4. **Leave no orphans when the iteration ends.** Before closing the bead and exiting,
   confirm nothing you spawned is still alive — `pgrep -af 'pdftract mcp|TH_0|TH-0'` must be
   empty.

## What NOT to do (anti-loops)

The worker that ran before YOU did this loop and wasted hours:
- Claimed `pdftract-1wqec` → did real verification work → tried `bf close --reason` (FAILED with Query returned no rows) → bead reverted to open via mend strand → re-claimed → repeat × 20

If `bf close` fails on you, DO NOT just retry the same way. Try `bf batch --json` instead. If that ALSO fails, surface the failure and stop — don't burn cycles in a futile loop.

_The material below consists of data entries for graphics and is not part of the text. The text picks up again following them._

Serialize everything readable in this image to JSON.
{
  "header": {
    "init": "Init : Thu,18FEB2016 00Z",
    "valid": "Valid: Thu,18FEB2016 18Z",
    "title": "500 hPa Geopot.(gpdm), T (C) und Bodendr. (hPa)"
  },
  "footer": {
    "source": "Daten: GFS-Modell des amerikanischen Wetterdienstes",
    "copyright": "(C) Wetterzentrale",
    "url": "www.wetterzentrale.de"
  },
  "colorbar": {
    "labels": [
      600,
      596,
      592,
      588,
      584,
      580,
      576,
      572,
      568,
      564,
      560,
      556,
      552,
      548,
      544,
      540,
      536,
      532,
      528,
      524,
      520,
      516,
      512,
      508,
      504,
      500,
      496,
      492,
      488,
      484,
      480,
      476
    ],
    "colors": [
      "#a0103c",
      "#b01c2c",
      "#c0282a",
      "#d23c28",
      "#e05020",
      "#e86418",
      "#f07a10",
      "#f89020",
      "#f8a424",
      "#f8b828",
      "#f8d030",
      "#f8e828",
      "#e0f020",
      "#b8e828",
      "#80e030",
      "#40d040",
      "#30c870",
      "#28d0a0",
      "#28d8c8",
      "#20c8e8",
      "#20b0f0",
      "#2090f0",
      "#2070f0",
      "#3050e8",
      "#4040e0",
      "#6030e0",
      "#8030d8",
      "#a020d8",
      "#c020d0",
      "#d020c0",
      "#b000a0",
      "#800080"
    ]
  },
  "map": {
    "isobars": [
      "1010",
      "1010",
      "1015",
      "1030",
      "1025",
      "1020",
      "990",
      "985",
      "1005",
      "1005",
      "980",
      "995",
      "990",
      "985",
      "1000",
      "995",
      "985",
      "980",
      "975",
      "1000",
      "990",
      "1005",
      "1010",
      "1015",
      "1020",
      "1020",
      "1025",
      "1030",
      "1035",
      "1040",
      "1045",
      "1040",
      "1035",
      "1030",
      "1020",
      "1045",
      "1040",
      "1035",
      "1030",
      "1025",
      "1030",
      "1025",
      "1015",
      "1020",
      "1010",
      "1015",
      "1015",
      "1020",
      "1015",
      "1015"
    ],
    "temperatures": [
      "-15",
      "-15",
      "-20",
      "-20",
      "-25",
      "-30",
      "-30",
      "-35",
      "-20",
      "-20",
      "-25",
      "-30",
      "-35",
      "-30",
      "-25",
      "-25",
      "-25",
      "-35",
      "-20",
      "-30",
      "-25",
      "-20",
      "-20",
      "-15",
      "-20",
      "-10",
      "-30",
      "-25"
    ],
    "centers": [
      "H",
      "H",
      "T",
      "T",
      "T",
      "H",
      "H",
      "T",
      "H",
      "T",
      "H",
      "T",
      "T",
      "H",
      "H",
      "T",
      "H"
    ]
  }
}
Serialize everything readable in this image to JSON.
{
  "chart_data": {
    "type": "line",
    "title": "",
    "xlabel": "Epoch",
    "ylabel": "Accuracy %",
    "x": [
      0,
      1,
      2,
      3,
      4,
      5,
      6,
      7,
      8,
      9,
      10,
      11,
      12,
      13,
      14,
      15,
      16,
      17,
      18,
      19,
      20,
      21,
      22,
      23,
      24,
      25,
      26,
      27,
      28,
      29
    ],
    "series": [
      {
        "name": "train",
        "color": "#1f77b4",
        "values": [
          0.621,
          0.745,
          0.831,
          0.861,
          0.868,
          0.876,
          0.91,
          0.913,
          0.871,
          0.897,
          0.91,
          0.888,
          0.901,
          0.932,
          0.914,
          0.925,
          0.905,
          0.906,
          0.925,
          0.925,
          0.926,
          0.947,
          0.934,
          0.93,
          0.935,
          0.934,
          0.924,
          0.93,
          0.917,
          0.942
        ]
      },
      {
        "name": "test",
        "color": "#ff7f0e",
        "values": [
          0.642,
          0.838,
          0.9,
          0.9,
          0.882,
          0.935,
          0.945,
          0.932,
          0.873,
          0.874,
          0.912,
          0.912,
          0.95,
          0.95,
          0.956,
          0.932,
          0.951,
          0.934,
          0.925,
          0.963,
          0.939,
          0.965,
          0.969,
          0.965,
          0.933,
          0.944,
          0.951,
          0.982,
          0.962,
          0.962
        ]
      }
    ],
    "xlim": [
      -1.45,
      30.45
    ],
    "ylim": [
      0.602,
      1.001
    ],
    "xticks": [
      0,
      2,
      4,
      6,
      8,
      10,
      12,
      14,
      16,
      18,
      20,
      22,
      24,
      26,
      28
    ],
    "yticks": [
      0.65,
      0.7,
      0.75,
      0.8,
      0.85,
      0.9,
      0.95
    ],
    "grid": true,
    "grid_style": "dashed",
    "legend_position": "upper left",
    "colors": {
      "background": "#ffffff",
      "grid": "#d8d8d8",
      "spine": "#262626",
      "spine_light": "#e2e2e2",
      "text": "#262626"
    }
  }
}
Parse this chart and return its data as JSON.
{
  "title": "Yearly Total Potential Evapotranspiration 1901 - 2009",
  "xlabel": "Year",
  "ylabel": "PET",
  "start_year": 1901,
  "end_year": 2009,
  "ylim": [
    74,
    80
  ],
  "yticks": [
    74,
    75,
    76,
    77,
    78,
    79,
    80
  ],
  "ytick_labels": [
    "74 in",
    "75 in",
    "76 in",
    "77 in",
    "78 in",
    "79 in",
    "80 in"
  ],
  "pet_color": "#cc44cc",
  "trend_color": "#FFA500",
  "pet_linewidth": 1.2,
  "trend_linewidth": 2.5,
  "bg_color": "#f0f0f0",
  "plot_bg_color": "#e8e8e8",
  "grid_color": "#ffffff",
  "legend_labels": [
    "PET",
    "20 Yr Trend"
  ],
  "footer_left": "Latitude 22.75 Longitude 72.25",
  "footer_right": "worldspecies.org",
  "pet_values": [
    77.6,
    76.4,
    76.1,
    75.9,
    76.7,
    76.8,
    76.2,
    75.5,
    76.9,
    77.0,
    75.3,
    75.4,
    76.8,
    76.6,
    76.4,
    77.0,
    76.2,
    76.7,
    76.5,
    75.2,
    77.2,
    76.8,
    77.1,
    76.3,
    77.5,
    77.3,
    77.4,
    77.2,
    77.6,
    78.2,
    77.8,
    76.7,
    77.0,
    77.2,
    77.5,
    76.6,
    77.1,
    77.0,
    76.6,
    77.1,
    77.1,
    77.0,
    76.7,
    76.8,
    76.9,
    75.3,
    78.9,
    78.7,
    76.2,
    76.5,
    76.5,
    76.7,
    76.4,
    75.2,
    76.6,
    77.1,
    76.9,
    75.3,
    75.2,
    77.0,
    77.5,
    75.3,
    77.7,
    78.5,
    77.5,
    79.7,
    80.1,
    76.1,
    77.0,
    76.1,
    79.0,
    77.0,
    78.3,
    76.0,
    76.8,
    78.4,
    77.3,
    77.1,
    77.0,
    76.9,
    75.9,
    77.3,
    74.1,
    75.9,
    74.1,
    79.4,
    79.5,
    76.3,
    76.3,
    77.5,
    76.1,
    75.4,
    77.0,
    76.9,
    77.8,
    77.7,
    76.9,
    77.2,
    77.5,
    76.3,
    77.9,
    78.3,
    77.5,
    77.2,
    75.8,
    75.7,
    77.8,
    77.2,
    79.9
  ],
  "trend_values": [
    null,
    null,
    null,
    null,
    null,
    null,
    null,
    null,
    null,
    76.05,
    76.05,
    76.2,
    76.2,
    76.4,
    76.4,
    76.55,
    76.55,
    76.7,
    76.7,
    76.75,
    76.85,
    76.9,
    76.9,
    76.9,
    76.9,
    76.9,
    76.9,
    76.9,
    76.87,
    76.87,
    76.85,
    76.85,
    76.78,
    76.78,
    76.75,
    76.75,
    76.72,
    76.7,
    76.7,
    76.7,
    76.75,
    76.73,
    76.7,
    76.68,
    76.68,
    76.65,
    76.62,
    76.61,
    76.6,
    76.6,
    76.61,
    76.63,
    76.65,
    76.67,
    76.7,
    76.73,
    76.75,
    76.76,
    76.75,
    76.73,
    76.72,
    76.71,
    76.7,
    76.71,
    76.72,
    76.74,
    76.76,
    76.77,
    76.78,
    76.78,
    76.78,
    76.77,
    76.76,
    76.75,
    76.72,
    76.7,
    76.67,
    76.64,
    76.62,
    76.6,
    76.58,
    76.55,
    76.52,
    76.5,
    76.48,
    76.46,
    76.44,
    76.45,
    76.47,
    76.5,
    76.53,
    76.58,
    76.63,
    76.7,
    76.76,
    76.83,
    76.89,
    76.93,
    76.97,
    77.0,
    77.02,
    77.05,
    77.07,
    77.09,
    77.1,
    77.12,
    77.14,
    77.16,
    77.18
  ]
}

## bf-specific features now available

- **`bf velocity --by worker`** — historical pass/fail/duration per (model, harness, issue_type). Populates as beads close.
- **`bf critical-path <id>`** — show longest dependency chain from a bead
- **`bf ready --limit N`** — impact-weighted prioritization (now includes float scoring, not just priority)
- **`bf rotate --dry-run`** — preview which closed beads would be archived (30-day default age)
- **`bead_annotations`** table — bf-only key-value metadata per bead; useful for worker breadcrumbs

## CI lives elsewhere

Per parent CLAUDE.md and ADR-009 in the plan: all CI is Argo Workflows on iad-ci. Never invoke GitHub Actions, never propose them, never reintroduce them. CI YAML lives in `jedarden/declarative-config → k8s/iad-ci/argo-workflows/`. Cluster writes go through ArgoCD; never kubectl apply directly.

## When you finish a bead

Before moving on, verify:
- [ ] `bf show <id>` shows `Status: closed`
- [ ] `bf sync --flush-only` succeeded
- [ ] `notes/<bead-id>.md` exists and is checked in (this repo or the appropriate sibling repo)
- [ ] Git commits cite the bead ID
- [ ] If the bead unblocks downstream work, `bf ready` now shows new options

Then run `bf ready --limit 5` and pick the next bead.